Testing pharmacotherapies for alcohol use disorder with cue exposure paradigms: A systematic review and quantitative synthesis of human laboratory trial methodology.

Abstract

Alcohol cue exposure is a widely used experimental paradigm for screening pharmacotherapies for alcohol use disorder (AUD). Medication-related reductions in cue-reactivity signal early efficacy and inform medications development. Yet, across trials, the design of cue exposure, parameter testing, and outcome reporting is heterogeneous. This systematic review is a quantitative synthesis of trial methodologies and effect size estimation for AUD medication-related craving and psychophysiological outcomes under the cue exposure paradigm. A PubMed search was conducted on January 3, 2022 based on identified pharmacotherapies for peer-reviewed articles reported in English. Study-level characteristics, including sample descriptors, paradigm design, analytic approach, and Cochrane Risk of Bias, along with descriptive statistics for cue-exposure outcomes, were coded by two independent raters. Study-level effect sizes were estimated for craving and psychophysiological outcomes separately and sample-level effect sizes were calculated for each medication.
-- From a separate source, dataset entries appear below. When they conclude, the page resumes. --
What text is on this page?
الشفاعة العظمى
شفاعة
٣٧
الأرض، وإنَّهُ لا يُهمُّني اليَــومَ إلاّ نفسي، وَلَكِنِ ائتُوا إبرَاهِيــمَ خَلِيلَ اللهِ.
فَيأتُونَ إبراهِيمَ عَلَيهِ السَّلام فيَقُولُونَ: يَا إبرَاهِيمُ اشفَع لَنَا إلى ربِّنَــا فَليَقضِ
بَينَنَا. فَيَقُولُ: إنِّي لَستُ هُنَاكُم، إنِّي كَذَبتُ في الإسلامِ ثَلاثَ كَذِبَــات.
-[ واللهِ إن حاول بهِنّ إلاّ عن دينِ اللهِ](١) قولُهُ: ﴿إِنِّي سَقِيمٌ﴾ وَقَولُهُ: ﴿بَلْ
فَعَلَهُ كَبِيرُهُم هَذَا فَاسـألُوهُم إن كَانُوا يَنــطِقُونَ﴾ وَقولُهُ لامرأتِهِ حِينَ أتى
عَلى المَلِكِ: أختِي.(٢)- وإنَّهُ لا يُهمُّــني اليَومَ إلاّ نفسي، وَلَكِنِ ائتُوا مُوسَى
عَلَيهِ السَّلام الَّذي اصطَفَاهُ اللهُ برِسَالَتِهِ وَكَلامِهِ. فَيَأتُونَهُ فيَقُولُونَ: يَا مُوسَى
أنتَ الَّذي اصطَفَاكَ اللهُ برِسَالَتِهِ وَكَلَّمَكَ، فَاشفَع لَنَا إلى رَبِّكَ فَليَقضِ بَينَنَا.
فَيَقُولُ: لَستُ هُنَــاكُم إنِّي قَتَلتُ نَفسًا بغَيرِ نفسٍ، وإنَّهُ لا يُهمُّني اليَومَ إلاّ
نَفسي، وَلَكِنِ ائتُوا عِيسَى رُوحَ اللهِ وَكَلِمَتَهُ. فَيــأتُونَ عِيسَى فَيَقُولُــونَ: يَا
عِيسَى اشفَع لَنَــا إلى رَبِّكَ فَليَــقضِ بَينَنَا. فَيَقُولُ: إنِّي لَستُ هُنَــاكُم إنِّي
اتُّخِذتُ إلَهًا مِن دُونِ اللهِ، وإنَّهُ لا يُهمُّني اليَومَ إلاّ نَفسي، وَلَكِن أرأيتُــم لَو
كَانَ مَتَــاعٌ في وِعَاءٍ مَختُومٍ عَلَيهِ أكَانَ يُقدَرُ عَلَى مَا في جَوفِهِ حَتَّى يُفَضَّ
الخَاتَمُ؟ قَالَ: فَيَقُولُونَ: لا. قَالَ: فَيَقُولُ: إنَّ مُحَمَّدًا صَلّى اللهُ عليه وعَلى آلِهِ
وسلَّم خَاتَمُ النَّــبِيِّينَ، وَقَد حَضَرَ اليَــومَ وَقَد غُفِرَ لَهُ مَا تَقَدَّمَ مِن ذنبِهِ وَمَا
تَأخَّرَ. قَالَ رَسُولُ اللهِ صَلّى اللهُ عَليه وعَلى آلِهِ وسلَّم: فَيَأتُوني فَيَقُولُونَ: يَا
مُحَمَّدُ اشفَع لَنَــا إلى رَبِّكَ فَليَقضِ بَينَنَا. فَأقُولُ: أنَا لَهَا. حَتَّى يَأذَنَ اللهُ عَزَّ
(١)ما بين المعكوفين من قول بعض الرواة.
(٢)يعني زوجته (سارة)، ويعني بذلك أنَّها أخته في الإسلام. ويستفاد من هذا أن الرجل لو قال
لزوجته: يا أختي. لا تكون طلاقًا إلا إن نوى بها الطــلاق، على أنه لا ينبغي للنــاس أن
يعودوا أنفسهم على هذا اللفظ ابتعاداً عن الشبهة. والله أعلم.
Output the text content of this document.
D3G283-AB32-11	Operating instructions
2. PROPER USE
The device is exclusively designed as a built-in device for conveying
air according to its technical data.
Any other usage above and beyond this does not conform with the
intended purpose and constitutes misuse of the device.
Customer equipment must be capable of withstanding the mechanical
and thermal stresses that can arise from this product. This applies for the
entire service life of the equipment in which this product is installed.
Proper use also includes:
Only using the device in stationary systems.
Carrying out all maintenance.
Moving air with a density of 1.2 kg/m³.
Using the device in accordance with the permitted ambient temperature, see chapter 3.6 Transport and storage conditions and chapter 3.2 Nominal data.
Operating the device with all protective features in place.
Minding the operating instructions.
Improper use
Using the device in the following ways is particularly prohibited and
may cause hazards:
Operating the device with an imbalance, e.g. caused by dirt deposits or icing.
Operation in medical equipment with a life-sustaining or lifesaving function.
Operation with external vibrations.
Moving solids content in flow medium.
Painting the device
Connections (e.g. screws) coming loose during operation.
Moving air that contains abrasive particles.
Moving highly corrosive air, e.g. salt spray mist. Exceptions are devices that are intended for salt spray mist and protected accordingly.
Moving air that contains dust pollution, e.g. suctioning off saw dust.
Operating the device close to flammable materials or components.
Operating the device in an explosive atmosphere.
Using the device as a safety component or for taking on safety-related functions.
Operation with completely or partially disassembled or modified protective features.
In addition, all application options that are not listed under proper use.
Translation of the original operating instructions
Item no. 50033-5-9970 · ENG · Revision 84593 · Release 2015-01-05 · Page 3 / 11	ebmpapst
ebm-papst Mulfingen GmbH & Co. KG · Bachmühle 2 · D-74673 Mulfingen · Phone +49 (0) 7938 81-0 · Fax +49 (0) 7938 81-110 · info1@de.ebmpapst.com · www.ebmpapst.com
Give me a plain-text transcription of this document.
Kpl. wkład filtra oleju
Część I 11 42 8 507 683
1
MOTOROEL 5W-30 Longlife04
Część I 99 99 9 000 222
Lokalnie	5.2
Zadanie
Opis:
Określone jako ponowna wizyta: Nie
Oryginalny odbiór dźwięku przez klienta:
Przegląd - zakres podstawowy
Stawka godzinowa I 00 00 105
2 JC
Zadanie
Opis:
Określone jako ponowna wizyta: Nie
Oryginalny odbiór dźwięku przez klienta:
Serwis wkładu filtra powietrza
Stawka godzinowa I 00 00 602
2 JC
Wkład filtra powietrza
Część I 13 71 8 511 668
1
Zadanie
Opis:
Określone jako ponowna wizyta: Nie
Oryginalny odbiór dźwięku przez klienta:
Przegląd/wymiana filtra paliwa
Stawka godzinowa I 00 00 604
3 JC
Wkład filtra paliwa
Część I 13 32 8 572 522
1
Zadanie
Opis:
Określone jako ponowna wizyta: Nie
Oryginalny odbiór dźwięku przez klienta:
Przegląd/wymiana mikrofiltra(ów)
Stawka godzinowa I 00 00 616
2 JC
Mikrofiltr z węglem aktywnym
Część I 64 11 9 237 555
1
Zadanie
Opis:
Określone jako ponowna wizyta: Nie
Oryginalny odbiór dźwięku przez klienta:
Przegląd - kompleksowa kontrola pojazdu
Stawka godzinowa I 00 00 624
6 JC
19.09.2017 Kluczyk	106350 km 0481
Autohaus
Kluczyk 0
Thirty-six trials, comprising 1640 participants and testing 19 different medications satisfied eligibility criteria. All studies reported on biological sex (71% male participants on average). The exposure paradigms implemented used in vivo (n = 26), visual (n = 8), and audio script (n = 2) cues. Some trials included means for craving by medication condition in text (k = 7) or figures (k = 18). The quantitative synthesis included 63 effect sizes (craving kes  = 47; psychophysiological kes  = 16) from 28 unique randomized trials testing 15 medications for effects on cue reactivity. For cue-induced craving, eight medications (kes range: 1-12) demonstrated small-to-medium effects (Cohen's d range: |0.24-0.64|) compared to placebo, with individuals randomized to receive medication reporting lower craving following cue exposure. Recommendations are provided to promote further consilience, so that the utility of cue exposure paradigms can be maximized in the development of effective AUD pharmacotherapies. Future work should explore the predictive utility of medication-related reductions in cue-reactivity on clinical outcomes.